- Publish Date
- Wednesday, 21 October 2015, 7:55AM
A new survey has found that kiwis aren't shy of putting in some hard yards during the week - except for one particular day.
While we work long hours overall through the week, we're not keen on staying late on Friday, as the pub or a weekend away beckons.
A new survey from Regus, a company that operates business centres around the world, found Thursday was the most common day for New Zealanders to put in extra hours at the office.
Twenty-two per cent of people said it was the day they would most likely to stay late or work outside of normal hours.
Friday was the least common, with seven per cent of survey respondents saying that was when they were most likely to do extra hours.
Regus Australia and New Zealand chief executive John Henderson said social or cultural factors could be behind our aversion to Friday overtime, something shared by Australia.
"The results suggest Kiwis put in extra work on Thursday to make sure they can get away on time on Friday, maybe to hit the town or head away for the weekend.
"Once they get to the weekend, New Zealanders are not averse to doing a bit of work either at home or by popping into the office. One in three Kiwi workers said they were most likely to work overtime either on Saturday or Sunday, compared to one in six globally."
Mr Henderson said our overtime habits were different to workers overseas.
"Globally, Monday was the most common day for working overtime or outside of normal hours. However, it was only fourth in New Zealand with 13 per cent of Kiwis putting in extra hours on that day," he said.

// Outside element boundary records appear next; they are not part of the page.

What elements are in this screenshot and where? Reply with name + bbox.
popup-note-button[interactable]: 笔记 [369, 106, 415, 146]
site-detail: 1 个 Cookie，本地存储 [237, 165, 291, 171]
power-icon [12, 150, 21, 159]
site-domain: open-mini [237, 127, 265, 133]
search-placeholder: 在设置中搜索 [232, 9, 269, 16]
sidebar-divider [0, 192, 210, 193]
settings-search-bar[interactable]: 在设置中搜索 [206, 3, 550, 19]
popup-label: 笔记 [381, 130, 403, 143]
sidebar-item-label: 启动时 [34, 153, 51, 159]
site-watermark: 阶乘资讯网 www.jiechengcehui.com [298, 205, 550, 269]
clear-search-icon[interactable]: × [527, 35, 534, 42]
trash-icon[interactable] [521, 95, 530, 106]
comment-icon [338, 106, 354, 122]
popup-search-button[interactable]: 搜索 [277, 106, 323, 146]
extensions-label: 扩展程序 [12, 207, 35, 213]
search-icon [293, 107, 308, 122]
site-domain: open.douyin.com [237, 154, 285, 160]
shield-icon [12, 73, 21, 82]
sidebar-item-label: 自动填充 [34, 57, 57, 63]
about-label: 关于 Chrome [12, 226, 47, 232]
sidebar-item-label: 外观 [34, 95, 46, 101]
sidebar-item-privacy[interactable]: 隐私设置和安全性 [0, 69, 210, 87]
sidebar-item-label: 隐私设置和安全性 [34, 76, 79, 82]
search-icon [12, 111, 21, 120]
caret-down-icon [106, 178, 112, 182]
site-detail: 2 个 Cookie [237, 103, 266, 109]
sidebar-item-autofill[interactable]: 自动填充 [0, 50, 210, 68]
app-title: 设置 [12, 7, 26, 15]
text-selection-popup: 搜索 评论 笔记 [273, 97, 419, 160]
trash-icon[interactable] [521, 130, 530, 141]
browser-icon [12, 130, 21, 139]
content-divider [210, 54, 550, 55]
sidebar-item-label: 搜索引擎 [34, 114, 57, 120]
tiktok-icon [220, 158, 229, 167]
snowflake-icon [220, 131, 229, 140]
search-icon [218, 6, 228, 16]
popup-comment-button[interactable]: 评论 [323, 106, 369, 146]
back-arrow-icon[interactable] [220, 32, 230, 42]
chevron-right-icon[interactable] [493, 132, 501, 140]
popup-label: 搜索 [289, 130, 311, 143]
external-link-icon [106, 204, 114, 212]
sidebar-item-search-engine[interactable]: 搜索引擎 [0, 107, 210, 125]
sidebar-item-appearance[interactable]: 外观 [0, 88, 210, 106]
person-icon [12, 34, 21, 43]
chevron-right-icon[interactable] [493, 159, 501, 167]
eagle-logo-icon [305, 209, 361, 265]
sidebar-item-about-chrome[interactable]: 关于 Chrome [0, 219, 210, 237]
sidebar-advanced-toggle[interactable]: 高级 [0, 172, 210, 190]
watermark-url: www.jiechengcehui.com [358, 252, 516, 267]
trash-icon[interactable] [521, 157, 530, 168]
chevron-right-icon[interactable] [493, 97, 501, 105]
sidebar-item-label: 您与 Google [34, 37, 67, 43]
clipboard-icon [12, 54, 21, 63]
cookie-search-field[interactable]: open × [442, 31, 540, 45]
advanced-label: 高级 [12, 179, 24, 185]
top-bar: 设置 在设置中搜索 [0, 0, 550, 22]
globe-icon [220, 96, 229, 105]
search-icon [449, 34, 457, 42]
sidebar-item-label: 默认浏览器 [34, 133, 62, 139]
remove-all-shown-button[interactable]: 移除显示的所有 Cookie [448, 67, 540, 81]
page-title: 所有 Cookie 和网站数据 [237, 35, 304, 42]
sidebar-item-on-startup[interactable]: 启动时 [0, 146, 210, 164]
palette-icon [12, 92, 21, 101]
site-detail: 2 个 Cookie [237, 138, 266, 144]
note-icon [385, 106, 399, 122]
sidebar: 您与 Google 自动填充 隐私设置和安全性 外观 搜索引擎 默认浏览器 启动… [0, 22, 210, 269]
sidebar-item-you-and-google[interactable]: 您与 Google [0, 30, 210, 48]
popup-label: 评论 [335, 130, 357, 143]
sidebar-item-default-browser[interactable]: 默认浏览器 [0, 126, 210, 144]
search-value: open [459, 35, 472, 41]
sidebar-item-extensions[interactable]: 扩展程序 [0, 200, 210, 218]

Only one in eight people surveyed said they worked less than one hours overtime. Almost half of respondents, 49 per cent, worked at least six extra hours and 30 per cent worked at least eight hours.
Of those really putting in the hard yards, eight per cent said they worked 12 to 15 hours extra and 8 per cent said they worked more than 15 hours.
"New Zealand workers can be relied on to work hard but they prefer to do extra hours on some days and not others," Mr Henderson said.
"Employers need to be aware of their preferences and offer flexibility if they want to keep their workers happy."